Defining a Database Schema

The schema defines the source data to onboard. There are multiple options available for defining a database schema. You can import a predefined schema from the database, you can write a static SQL query that defines the data to onboard, or, if you want to import data incrementally, you can write an incremental SQL query that ingests a subset of the data.

You can import or create up to 5 schemas per database data source. To include more than 5 schemas, create another data source for the additional schemas.

By default, Anzo is configured to exclude Views from the list of available Schemas to import. For information about including Views as tables that can be imported, see Including Views as Database Schemas.

Import a Predefined Schema

  1. In the Anzo application, expand the Onboard menu and click Structured Data. Anzo displays the Data Sources screen, which lists any existing data sources. For example:

  2. Click the database for which you want to import a schema. Anzo displays the Tables tab for the source. For example, the image below shows the Tables tab before any schemas have been added:

  3. Click the Import Schemas button. Anzo displays the Import Schemas dialog box, which lists any predefined schemas in the database. For example:

    If you do not see a schema that you expect to see, make sure that you have the appropriate permissions to access to the data source.

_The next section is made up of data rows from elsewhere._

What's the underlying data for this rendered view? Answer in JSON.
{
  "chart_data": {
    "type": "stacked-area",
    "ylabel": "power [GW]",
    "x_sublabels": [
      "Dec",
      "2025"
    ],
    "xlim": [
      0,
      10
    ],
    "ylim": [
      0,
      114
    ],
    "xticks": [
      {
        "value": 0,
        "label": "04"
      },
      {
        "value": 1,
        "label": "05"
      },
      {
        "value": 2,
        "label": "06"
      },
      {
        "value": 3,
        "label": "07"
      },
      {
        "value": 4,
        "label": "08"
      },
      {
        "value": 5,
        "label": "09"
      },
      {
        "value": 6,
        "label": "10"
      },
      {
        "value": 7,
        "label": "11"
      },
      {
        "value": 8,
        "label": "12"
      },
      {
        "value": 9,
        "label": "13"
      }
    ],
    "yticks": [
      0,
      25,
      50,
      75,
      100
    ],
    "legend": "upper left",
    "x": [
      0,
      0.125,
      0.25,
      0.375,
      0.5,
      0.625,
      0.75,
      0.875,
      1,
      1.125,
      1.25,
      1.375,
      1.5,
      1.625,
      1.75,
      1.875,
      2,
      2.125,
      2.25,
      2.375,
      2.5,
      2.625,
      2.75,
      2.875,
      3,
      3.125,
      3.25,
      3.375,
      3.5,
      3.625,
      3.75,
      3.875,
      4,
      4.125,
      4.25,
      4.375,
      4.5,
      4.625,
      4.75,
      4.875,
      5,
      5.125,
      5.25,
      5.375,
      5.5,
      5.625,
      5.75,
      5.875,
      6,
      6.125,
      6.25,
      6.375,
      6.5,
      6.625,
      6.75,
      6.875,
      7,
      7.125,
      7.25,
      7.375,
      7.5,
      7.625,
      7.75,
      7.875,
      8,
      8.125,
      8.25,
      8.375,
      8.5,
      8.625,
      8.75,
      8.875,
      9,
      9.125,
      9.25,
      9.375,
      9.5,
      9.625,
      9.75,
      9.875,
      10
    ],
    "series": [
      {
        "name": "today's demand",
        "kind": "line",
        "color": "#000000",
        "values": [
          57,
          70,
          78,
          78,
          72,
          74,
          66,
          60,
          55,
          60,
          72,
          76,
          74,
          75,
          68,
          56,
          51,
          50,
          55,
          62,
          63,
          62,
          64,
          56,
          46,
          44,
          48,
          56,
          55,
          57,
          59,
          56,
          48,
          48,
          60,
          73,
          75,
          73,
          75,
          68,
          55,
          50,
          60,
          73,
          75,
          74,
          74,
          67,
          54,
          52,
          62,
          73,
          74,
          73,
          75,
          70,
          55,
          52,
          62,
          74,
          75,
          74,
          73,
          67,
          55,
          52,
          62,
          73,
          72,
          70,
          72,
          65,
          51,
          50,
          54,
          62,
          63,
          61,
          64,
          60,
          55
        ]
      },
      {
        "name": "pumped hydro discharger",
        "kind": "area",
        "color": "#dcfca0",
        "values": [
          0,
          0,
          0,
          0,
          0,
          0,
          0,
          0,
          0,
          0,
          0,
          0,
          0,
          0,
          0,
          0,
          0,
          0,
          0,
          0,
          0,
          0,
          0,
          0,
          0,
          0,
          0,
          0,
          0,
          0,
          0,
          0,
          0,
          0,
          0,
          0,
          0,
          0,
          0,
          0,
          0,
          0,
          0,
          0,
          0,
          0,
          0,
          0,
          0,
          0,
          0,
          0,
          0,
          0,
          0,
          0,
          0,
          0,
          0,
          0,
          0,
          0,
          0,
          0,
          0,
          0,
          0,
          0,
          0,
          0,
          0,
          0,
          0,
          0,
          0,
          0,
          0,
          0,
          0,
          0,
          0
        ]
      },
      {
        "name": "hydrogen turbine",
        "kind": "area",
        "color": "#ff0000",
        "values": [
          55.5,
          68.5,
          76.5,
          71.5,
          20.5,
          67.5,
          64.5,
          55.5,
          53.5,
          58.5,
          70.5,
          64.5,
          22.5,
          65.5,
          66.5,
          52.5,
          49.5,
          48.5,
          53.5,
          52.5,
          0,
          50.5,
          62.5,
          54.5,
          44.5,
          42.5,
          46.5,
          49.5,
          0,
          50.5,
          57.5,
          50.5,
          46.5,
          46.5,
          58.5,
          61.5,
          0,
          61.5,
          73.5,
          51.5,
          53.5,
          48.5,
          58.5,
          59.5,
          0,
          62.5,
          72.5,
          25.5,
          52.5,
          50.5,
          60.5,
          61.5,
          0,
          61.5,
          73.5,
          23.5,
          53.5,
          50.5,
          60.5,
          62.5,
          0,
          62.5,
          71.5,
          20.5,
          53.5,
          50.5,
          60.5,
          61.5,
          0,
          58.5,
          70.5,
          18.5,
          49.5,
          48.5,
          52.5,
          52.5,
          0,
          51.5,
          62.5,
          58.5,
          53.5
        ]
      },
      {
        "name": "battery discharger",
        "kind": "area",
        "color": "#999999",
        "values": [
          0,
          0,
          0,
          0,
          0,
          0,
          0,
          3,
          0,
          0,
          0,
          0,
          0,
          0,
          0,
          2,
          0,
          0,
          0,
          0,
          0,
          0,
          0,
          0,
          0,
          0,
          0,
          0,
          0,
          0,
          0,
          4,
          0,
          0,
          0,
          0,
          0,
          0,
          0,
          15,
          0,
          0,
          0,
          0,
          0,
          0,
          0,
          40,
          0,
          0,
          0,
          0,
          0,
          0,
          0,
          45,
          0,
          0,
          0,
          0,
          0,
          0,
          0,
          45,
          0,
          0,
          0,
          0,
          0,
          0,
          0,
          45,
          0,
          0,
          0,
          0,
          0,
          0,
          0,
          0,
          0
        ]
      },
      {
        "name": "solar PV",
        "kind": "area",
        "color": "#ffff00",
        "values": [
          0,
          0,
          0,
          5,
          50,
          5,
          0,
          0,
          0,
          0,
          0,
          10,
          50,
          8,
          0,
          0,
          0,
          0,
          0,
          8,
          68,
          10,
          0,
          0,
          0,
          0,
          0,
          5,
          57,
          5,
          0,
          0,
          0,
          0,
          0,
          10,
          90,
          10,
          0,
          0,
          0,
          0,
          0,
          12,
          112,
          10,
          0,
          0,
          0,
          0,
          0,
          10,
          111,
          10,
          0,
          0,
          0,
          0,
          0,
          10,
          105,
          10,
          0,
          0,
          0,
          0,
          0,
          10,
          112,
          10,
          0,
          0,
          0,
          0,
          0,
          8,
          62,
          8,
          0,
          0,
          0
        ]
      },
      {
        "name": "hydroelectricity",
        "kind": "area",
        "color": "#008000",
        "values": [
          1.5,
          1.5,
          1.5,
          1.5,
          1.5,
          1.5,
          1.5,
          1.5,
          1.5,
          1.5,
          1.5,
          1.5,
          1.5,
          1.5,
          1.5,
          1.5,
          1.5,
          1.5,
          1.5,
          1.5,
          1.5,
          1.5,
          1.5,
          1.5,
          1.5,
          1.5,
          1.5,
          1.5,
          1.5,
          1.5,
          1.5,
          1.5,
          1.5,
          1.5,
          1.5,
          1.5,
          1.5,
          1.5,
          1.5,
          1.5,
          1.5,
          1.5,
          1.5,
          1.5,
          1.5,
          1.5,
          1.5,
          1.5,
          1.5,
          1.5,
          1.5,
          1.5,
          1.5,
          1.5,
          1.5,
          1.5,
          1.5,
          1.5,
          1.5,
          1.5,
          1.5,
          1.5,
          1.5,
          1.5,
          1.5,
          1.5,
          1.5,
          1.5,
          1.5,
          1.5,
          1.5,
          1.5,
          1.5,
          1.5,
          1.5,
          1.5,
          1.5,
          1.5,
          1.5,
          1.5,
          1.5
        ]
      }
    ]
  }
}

  4. To import entire schemas, select the checkbox next to each schema name that you want to import. If you want to import a subset of the tables in a schema, expand the schema and select the checkbox next to each table that you want to include. For example:

  5. When you have finished selecting schemas, click OK. Anzo imports the selected schemas and lists them on the Tables tab. You can expand a schema to view its tables. Selecting a row in the schema displays the sample data on the right side of the screen.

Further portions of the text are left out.